Ginger Syrup and Candied Ginger

This is simple recipe produces both great ginger syrup (useful in cocktails or to make your own ginger ale) and candied ginger.

 

2 cups peeled fresh ginger chopped or sliced as you like*

2 1/4 cups sugar

6 cups water

 

*You will be using this ginger to also create the candied ginger, so slice it how you would like to eat it, realizing the bigger chunks take a lot longer to cook.
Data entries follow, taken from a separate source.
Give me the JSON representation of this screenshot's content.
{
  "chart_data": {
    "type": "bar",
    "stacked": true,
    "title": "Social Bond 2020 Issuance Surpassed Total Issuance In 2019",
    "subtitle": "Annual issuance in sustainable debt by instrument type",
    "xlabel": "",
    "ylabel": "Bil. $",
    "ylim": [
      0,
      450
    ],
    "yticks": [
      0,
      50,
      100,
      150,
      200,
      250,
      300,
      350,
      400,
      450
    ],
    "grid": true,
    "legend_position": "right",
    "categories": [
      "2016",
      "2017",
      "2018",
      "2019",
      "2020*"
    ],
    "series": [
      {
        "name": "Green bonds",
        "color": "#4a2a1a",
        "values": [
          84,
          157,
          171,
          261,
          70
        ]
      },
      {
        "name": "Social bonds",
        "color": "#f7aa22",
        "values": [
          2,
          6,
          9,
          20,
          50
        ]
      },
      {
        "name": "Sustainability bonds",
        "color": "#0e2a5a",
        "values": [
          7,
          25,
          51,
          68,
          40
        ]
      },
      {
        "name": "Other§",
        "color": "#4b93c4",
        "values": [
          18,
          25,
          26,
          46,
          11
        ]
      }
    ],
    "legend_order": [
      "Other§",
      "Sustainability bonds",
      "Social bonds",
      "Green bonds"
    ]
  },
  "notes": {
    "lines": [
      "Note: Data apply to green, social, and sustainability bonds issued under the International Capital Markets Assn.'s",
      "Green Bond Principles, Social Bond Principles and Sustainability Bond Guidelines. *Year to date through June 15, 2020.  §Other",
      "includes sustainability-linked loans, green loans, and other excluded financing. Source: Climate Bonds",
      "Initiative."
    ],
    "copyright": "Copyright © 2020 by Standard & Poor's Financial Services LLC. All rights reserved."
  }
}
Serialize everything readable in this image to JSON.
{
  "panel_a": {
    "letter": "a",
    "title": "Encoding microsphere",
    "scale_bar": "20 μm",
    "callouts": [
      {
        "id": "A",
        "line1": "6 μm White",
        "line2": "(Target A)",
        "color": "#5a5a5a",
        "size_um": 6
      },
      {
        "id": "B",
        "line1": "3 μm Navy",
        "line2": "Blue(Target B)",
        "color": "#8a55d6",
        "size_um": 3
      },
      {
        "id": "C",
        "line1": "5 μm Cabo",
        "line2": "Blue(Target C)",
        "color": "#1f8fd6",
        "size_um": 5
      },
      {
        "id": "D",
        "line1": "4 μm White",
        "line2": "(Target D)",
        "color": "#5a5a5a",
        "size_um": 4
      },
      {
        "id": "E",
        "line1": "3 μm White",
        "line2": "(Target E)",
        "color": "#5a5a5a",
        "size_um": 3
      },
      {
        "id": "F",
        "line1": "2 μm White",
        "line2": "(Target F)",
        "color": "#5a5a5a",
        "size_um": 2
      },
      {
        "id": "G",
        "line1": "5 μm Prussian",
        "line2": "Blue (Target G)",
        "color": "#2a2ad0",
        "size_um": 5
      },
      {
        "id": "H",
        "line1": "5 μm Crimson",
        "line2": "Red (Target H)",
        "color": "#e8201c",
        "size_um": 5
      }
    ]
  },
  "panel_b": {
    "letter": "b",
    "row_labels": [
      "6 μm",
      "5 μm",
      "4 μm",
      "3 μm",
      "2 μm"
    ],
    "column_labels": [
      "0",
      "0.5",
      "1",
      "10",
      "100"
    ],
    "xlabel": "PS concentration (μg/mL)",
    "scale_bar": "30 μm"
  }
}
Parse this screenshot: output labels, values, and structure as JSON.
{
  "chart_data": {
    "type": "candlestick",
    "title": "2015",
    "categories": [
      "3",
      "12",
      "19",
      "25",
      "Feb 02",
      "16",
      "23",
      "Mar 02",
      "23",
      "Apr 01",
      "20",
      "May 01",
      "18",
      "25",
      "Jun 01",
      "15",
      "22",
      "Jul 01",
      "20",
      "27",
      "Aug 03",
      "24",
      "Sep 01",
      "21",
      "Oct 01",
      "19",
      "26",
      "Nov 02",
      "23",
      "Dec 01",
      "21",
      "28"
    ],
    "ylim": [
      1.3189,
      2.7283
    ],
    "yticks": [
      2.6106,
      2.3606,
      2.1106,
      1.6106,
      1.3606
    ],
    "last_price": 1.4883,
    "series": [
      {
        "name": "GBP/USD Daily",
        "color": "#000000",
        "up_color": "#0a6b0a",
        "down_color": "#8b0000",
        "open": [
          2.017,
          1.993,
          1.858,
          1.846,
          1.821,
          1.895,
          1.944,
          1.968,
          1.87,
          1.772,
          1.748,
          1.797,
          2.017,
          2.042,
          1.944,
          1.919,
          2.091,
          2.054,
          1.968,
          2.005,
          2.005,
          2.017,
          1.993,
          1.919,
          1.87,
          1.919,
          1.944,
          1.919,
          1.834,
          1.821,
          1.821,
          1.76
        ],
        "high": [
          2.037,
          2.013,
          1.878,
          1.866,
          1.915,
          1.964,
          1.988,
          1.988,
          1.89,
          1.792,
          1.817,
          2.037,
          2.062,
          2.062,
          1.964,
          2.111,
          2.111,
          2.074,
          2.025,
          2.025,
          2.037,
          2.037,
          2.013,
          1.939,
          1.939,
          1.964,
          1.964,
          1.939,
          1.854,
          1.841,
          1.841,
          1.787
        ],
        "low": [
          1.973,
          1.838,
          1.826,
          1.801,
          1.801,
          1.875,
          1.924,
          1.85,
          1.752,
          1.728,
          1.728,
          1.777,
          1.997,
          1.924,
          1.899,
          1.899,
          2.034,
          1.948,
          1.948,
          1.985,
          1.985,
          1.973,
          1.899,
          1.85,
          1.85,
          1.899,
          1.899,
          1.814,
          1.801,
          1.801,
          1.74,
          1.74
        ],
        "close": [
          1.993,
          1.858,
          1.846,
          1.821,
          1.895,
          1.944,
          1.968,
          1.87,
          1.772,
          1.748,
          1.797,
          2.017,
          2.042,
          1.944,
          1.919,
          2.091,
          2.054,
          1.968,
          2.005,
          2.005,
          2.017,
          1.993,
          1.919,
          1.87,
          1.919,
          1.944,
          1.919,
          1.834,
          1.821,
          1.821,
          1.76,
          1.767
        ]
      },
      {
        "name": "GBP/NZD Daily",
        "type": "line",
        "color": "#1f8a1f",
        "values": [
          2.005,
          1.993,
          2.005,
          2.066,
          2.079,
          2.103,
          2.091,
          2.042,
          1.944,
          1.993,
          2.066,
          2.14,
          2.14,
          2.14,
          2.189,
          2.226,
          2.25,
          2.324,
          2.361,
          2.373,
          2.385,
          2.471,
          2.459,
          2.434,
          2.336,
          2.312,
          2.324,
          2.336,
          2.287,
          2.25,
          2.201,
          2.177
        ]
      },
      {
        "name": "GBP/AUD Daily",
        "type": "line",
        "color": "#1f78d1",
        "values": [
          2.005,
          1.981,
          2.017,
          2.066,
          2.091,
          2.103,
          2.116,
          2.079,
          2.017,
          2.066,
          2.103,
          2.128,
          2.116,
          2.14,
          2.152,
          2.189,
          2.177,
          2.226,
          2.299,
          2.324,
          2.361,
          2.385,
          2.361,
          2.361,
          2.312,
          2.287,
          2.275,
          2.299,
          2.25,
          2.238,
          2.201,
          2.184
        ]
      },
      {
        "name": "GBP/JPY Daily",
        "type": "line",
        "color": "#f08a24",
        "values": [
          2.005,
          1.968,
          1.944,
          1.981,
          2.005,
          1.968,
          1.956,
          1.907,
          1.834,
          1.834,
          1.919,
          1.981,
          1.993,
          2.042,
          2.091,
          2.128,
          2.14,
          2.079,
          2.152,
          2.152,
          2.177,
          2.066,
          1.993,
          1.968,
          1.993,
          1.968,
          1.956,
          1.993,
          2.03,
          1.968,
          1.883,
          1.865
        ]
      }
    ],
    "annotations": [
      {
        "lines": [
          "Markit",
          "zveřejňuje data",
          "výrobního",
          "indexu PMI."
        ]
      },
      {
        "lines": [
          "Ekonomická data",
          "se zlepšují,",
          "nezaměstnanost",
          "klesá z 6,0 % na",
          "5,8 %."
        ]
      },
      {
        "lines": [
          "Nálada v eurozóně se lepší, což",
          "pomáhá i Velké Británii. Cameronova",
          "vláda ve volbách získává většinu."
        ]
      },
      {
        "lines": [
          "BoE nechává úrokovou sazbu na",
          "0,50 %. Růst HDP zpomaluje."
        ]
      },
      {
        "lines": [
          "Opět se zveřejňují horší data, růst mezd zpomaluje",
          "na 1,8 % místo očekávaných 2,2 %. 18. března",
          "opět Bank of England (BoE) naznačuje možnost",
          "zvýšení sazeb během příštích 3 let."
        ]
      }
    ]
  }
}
  1.  Peel and slice or chop the ginger (see note above)
  2.  In a medium heavy saucepan, combine the ginger, 2 cups sugar and the water. Bring to a boil. Then reduce heat to a simmer.
  3. Simmer for 1 hour (or more depending on how thinly you’ve sliced your ginger)
  4. Meanwhile, line a small sheet pan with wax or parchment paper. Spread the remaining 1/4 cup sugar on the lined sheet pan.
  5.  When the ginger is done (it will be soft), pour syrup through strainer into a container. Save the ginger pieces and toss them in the sugar on the cookie sheet. Spread them out on the sheet and let dry for several hours, or overnight.
  6. Let the ginger syrup cool, then refrigerate. If you want a thicker ginger syrup, continue to cook over medium-low heat until it reaches the consistency you want.